October 24, 2025 – Moscow, Russia
The Bank of Russia has slashed its key interest rate to 16.5%, marking the first monetary policy adjustment since new U.S. sanctions on Russian oil firms were imposed earlier this month. The move is designed to balance inflation control in Russia while supporting economic activity amid ongoing fiscal and geopolitical pressures.

Monetary Policy Easing Amid Economic Pressures
Governor Elvira Nabiullina explained that future Russia interest rate decisions will depend on the trajectory of inflation expectations and whether price stability in Russia can be achieved without fueling demand-driven pressures. The central bank confirmed that it would maintain tight monetary conditions until inflation reaches the official 4% target by 2026.
Despite the rate cut, policymakers emphasized that real interest rates in Russia remain restrictive. The bank forecasts rates will average 13–15% through 2026, reflecting a cautious approach to contain inflation while preventing a sharp slowdown in credit activity and growth.

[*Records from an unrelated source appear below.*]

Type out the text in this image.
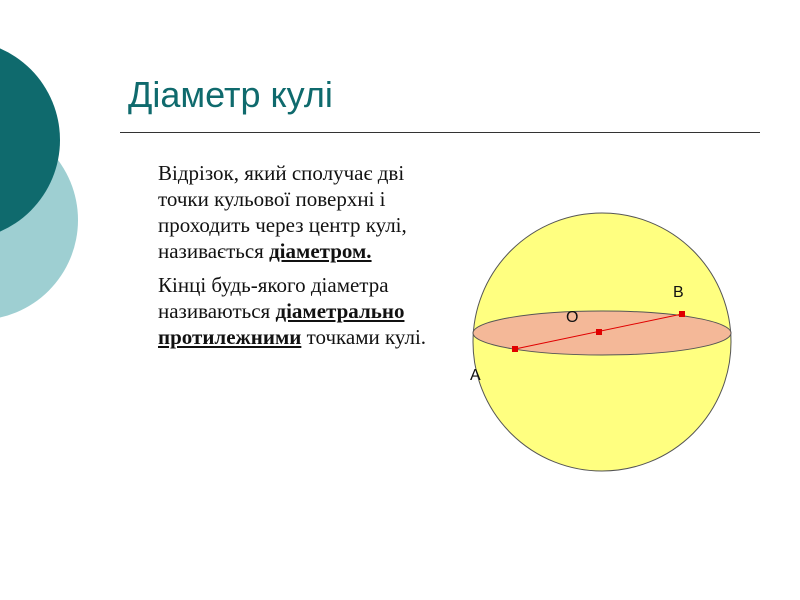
Діаметр кулі

Відрізок, який сполучає дві точки кульової поверхні і проходить через центр кулі, називається діаметром.

Кінці будь-якого діаметра називаються діаметрально протилежними точками кулі.

O
A
B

Bank of Russia Inflation Forecast and Economic Outlook
The Bank of Russia inflation forecast for 2025 was revised upward to 6.5–7%, influenced by a proposed VAT hike in 2026 and ongoing supply disruptions from Ukrainian attacks on Russian refineries. Analysts suggest that while inflation risks in Russia persist, the central bank’s decision signals confidence in gradual economic stabilization.

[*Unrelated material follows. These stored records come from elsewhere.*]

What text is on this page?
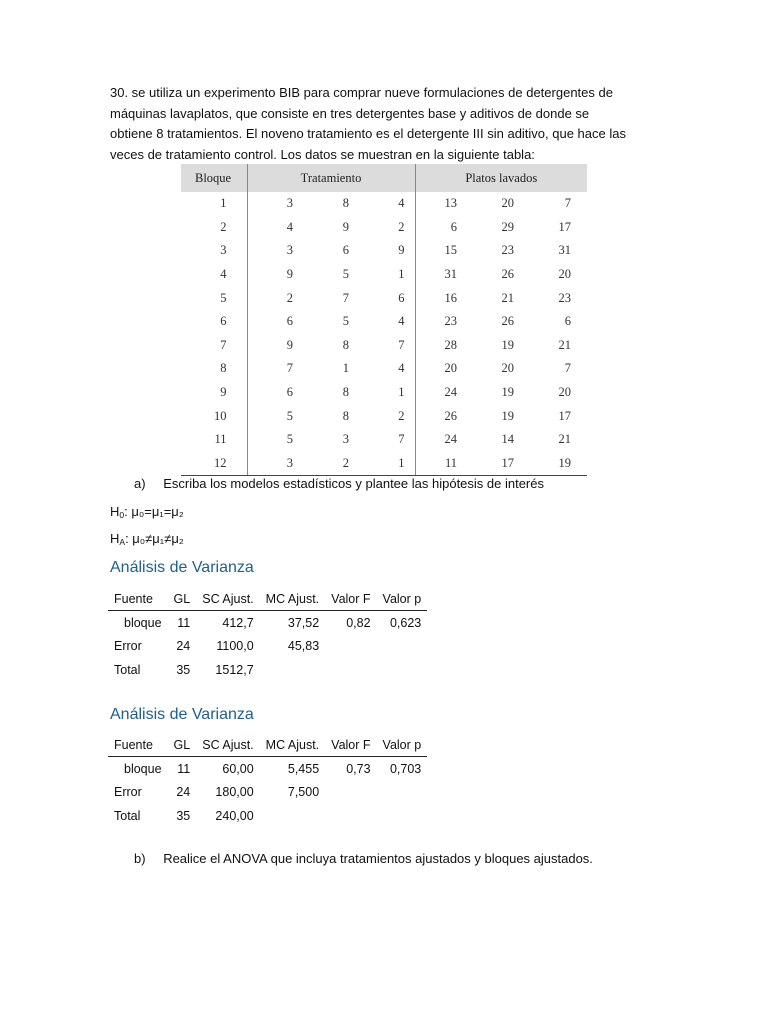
30. se utiliza un experimento BIB para comprar nueve formulaciones de detergentes de máquinas lavaplatos, que consiste en tres detergentes base y aditivos de donde se obtiene 8 tratamientos. El noveno tratamiento es el detergente III sin aditivo, que hace las veces de tratamiento control. Los datos se muestran en la siguiente tabla:
Bloque	Tratamiento			Platos lavados		
1	3	8	4	13	20	7
2	4	9	2	6	29	17
3	3	6	9	15	23	31
4	9	5	1	31	26	20
5	2	7	6	16	21	23
6	6	5	4	23	26	6
7	9	8	7	28	19	21
8	7	1	4	20	20	7
9	6	8	1	24	19	20
10	5	8	2	26	19	17
11	5	3	7	24	14	21
12	3	2	1	11	17	19
a) Escriba los modelos estadísticos y plantee las hipótesis de interés
H0: μ₀=μ₁=μ₂
HA: μ₀≠μ₁≠μ₂
Análisis de Varianza
Fuente	GL	SC Ajust.	MC Ajust.	Valor F	Valor p
bloque	11	412,7	37,52	0,82	0,623
Error	24	1100,0	45,83		
Total	35	1512,7			
Análisis de Varianza
Fuente	GL	SC Ajust.	MC Ajust.	Valor F	Valor p
bloque	11	60,00	5,455	0,73	0,703
Error	24	180,00	7,500		
Total	35	240,00			
b) Realice el ANOVA que incluya tratamientos ajustados y bloques ajustados.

Temporary factors such as rising fuel prices and seasonal food cost increases contributed to the inflation spike. As of October 20, cumulative inflation for 2025 had reached nearly 5%, with gas prices up 11.6% year-to-date.
Geopolitical Factors Driving Monetary Policy
The latest U.S. sanctions on Russian oil companies are expected to slow exports and reduce GDP growth to around 1% in 2025, down from 4.3% in 2024. Governor Nabiullina noted that sanctions targeting raw material exports present challenges but are historically manageable due to Russia’s adaptation mechanisms.

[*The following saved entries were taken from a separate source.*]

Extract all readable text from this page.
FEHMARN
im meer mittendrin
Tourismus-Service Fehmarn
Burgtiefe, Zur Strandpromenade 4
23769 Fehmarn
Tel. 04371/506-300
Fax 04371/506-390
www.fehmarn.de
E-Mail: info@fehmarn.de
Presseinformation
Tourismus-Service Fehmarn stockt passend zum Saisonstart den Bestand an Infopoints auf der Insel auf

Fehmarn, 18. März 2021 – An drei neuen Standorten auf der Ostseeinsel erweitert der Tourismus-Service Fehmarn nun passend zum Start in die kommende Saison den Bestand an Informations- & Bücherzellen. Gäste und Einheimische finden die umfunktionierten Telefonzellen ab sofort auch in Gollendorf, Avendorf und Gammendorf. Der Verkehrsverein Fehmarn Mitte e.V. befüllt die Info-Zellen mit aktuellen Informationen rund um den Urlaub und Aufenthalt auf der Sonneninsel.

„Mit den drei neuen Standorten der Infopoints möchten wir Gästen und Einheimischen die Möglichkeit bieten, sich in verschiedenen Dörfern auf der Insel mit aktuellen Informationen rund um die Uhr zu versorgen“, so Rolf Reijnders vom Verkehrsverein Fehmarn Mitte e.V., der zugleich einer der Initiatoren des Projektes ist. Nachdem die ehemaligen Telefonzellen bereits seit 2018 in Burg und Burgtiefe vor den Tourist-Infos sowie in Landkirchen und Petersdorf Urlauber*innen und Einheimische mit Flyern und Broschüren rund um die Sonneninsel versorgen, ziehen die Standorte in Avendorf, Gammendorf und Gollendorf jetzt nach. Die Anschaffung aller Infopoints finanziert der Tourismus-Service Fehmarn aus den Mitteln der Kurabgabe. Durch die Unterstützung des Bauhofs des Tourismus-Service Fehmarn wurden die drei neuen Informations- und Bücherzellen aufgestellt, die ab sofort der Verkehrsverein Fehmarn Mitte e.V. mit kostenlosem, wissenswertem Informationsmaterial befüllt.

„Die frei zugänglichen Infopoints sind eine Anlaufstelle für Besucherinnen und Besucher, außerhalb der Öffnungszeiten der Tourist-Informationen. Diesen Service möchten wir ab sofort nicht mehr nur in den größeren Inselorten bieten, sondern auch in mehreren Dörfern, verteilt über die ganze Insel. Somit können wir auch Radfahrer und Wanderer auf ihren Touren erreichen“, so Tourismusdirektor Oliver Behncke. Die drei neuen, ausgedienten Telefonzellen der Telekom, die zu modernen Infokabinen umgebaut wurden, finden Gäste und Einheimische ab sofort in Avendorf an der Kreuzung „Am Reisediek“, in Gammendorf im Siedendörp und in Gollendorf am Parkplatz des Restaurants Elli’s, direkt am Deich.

The Russia central bank budget rule remains a key stabilizing tool, absorbing price volatility through reserves in the National Welfare Fund.
Future Outlook and Policy Considerations
While businesses are calling for further rate cuts to stimulate investment, the central bank continues to exercise caution. Nabiullina emphasized that gradual rate easing in Russia is underway, and further reductions will depend on evolving economic conditions.
The Bank of Russia monetary policy remains focused on balancing inflation containment with support for economic activity amid sanctions and fiscal pressures. Analysts predict that monetary decisions over the coming months will continue to adapt to global and domestic economic shifts.